Building the ClickHouse Knowledge Base

For the past 2 months-ish I’ve been working on the ClickHouse Knowledge Base at Tinybird. While I’ve contributed to documentation before, I’ve never had to build out a documentation site from scratch. It has been a great learning opportunity, and while it’s not perfect, I’m super happy with the results. So I wanted to speak about how we got here.

The idea

Why did we choose to launch a Knowledge Base for ClickHouse? Well, we use ClickHouse under the hood at Tinybird and we love it. It’s a brilliant database & open source project. We’ve already got several ClickHouse contributors in the company, and now we’re building a team dedicated purely to open source ClickHouse development.

We don’t want to fork ClickHouse and we don’t want to build Tinybird-only ClickHouse features that no one else can benefit from. We have benefitted greatly from the ClickHouse project and it’s only fair that we give back and benefit others.

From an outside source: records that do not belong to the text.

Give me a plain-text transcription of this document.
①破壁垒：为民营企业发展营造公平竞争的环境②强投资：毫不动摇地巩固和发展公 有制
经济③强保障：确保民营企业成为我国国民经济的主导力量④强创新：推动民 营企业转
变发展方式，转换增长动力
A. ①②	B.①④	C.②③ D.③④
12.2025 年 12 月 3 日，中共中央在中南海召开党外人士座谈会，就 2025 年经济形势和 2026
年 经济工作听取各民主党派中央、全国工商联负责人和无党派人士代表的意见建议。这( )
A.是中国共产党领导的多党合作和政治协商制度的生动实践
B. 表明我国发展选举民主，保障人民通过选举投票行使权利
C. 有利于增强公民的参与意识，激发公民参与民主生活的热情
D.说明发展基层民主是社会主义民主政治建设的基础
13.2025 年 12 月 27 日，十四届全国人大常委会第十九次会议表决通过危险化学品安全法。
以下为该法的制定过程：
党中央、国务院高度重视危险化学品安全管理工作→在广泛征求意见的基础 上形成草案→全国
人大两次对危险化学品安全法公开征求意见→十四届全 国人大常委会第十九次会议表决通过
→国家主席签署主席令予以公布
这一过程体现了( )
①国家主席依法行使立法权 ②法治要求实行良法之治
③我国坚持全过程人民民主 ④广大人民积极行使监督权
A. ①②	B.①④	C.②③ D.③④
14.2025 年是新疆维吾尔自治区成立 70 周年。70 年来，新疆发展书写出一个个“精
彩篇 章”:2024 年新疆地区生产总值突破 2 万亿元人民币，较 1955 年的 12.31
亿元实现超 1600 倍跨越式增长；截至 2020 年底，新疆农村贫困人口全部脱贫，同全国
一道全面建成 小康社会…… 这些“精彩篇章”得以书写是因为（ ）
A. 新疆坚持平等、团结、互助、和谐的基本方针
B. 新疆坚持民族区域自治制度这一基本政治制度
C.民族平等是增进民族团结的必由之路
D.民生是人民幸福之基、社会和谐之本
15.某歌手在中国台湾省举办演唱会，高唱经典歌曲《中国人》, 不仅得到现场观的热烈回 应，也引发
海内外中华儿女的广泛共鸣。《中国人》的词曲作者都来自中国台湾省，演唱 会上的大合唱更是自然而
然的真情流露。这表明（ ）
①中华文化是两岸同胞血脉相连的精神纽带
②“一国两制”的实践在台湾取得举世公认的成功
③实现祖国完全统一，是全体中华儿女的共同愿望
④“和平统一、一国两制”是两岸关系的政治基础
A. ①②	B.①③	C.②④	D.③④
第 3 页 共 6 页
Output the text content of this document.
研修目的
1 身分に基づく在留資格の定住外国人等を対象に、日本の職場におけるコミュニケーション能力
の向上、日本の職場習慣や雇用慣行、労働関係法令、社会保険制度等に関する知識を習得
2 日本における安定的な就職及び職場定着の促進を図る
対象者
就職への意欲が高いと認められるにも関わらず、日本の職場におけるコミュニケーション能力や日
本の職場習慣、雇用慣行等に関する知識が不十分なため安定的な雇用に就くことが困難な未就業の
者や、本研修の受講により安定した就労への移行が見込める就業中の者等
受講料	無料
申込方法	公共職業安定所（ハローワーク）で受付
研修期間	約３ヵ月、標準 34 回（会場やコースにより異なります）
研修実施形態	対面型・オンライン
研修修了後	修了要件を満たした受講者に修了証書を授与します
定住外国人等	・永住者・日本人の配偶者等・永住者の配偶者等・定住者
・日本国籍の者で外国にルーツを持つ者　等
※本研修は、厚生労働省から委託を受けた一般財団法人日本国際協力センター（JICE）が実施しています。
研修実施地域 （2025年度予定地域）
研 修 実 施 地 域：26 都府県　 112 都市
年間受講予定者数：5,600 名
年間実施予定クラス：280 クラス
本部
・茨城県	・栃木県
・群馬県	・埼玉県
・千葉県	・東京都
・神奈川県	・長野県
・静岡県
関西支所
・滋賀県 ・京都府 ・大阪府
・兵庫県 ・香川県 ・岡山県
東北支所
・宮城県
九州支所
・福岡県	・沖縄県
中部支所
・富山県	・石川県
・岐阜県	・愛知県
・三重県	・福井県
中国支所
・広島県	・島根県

In the 3 years of building Tinybird, we have gathered a great deal of ClickHouse knowledge inside the company. So as well as helping to build ClickHouse, another way we can give back to the community is by sharing our knowledge.

We can benefit the ClickHouse project, the ClickHouse community & the wider data ecosystem with this knowledge. Of course, it is also beneficial to us as an early company looking to grow; we want to establish ourselves as experts in this field, increase brand awareness and capture organic search traffic. I think it’s a win-win.

We believe we have something of value to share, and it benefits everyone to share it. So, let’s share it.

Creating content

Firstly, for a Knowledge Base to be valuable, it needs to actually contian knowledge, so we had to start capturing information.

We held an internal Doc-a-thon, where our team could write absolutely anything they wanted about ClickHouse, putting in as much effort as they wanted; we didn’t require formattting, perfect grammar or even full sentences. We knew the team was busy, so we needed to lower the effort barrier. Just write down the things you have learnt about ClickHouse.

We opened an internal Git repo and had people submit their tips, with one tip per PR. To incentivise participation, we had a prize for the most submissions, creating a little competition amongst friends. It started off slow, but in the end we closed the Doc-a-thon with 130 unique tips submitted from our team. These tips ranged from beginner-friendly advice to deep-dives of ClickHouse internals. It was great stuff.

Reviewing these tips took a long time, and the editing process took even longer (actually, at the time of writing this, I haven’t finished the editing process, I’m at about 60/130). There was a lot of basic editing to do, like adding metadata, inserting external references, converting tips to Markdown, etc. but they also needed technical editing; ensuring the tips showed a real, full example, that the text clearly explained what was being shown, how to do it, and why this matters.

Don’t underestimate the importance of why; all the best documentation I have ever read as a developer doesn’t just give me something to copy & paste, but helps me to become self-sufficient so I don’t need to copy & paste it again.

Tooling

The Knowledge Base is a technical resource for technical people, and we want developers from outside Tinybird to be able to contribute to it. So, it made sense to use tools that developers are familiar with; we develop all of the content in a public, Apache2.0 licensed repo on GitHub. The content itself is written in standard Markdown. This should make it accessible to pretty much any developer, and makes it super easy for us to manage.

Markdown is widely adopted & there is a huge ecosystem of tools that can do things with it; one such tool is Docusarus, a static-site generator that generates web pages from Markdown files. It was developed at Facebook, it’s open-source and has a huge & active community. It’s super extensible and uses React, which is also what we currently use at Tinybird in our product. I evaluated a few tools; GitBook is a SaaS docs product, but there’s customisation we wouldn’t have been able to do, and it would cost us more; Docsify.js isn’t a static generator, instead rendering pages on demand, which is nice from the build-process, but bad for SEO.

We settled on Docusaurus, which has been fantastic; our design team did a great job customising the theme in a few hours, and we’re exploring building some custom components for things that aren’t yet supported officially. To deploy our Docusaurus site, we use Vercel. With Vercel, I simply point to the Git repo, and say Go. Like magic, my site is built & deployed. Tinybird & Vercel have a great relationship; we use Vercel to deploy the frontend of our product, and Vercel uses Tinybird for many of the analytical features they provide in their products.

The future

The jobs not done. There’s still a backlog of tips I need to get through and release. We’ve published the Knowledge Base, and we’re starting to share it out on social channels. We hope to get contributions from the community, and we’re going to give out some fun gifts to try and bootstrap that.

I’m really happy with the engagement we got from everyone at Tinybird helping to create content, the design team that made it look amazing, the marketing team that have made my writing less blunt and shared it with the world, and the support from the founders of the company. Docusaurus has impressed me and I’m now using it to build 2 more Docs-based projects, so I think we made the right choice there.

It was a lot of work to put this all together. Building great docs is not easy. I hope that we’ve done a good job and it becomes a useful resource; time will tell.